]
Eyal Edri updated OVIRT-2593:
-----------------------------
Issue Type: Improvement (was: By-EMAIL)
How does stdci prevent regressions and proactively monitor the
cluster?
-----------------------------------------------------------------------
Key: OVIRT-2593
URL:
https://ovirt-jira.atlassian.net/browse/OVIRT-2593
Project: oVirt - virtualization made easy
Issue Type: Improvement
Reporter: Roman Mohr
Assignee: infra
We want to go one step further with KubeVirt and sooner or later only merge
when the tests are green (automatically).
Therefore we want to ensure that this CI system is the right system for us
and can be properly scaled, developed and operated.
Apart from requirements like, automatically re-run tests and a merge-pools
stability and QoS of the CI system are interesting for us.
Some examples:
* Sometimes jobs break with a system error shown in the logs (is that
monitored and worked on?)
* Sometimes things like "out-of-disk-space" show up. Is e.g. disk
utilization proactively handled?
* We had one issue where the docker installation was broken in a
build-slot and all jobs stopped fast. As a consequence all following builds
were scheduled there too. Is something like that monitored?
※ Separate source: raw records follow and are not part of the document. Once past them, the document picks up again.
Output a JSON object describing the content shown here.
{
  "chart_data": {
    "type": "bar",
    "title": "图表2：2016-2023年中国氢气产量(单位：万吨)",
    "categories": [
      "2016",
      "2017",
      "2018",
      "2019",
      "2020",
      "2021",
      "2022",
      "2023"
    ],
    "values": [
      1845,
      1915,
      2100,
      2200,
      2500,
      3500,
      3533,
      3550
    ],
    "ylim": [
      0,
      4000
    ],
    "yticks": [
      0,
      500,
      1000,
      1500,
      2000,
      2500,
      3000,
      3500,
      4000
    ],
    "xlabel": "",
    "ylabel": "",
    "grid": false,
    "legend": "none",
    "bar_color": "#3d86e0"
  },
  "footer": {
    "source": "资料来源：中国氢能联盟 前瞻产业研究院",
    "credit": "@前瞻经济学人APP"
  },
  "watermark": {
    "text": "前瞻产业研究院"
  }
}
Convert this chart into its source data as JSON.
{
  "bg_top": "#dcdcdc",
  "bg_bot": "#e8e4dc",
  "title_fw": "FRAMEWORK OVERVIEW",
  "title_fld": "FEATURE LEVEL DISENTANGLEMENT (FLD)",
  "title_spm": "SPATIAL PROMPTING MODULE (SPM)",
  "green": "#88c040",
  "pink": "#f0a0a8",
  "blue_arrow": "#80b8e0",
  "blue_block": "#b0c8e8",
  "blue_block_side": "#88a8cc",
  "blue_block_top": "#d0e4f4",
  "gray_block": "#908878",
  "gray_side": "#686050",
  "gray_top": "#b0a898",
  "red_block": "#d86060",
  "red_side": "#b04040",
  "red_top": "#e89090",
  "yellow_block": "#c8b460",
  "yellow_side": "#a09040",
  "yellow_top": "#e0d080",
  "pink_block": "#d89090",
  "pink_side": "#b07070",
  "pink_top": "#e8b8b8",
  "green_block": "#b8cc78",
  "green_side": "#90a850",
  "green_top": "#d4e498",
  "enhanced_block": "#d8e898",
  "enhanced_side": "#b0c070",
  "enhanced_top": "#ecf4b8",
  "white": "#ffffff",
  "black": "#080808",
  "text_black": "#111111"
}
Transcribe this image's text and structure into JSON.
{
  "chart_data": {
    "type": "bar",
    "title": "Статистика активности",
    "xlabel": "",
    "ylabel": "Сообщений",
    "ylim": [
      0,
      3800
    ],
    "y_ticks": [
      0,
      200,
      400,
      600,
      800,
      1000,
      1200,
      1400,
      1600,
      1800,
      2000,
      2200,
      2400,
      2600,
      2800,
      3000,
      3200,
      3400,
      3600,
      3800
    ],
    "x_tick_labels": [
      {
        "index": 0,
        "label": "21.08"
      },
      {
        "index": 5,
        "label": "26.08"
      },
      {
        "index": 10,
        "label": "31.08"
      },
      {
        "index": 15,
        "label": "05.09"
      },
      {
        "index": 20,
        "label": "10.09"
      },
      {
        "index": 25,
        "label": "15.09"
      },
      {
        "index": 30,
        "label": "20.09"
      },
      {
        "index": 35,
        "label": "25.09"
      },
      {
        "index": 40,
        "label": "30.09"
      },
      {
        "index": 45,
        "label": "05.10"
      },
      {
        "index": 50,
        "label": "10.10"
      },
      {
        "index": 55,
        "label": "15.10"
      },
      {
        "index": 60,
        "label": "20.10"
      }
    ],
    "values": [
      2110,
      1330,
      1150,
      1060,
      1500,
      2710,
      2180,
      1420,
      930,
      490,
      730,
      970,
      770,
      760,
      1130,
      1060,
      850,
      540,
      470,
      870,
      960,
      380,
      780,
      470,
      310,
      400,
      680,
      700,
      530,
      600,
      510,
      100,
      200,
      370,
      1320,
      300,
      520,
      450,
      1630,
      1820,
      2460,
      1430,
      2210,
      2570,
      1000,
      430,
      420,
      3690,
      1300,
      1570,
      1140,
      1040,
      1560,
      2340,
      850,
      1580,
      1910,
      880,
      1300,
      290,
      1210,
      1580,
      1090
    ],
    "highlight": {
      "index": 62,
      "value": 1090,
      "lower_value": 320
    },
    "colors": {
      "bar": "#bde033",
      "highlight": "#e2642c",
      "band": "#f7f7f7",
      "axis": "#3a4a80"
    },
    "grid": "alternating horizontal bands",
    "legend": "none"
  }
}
* We repeatedly have issues, connecting to jenkins. It is extremely slow
(not just Blue-Ocean-slow, really slow). Are such things monitored and
alarms raised, countermeasures taken?
* That did not happen for a while, but there were repeatedly bare-metal
machines whithout kvm-nesting added to the cluster. Are there measures in
place which prevent such regressions where the same issues happen multiple
times?
* How is the flexibility of the project ensured? Is it also tested and
maintained in a sane fashion to allow proper evolution in time? Automated
tests? Offline-testing of changes? And so on ...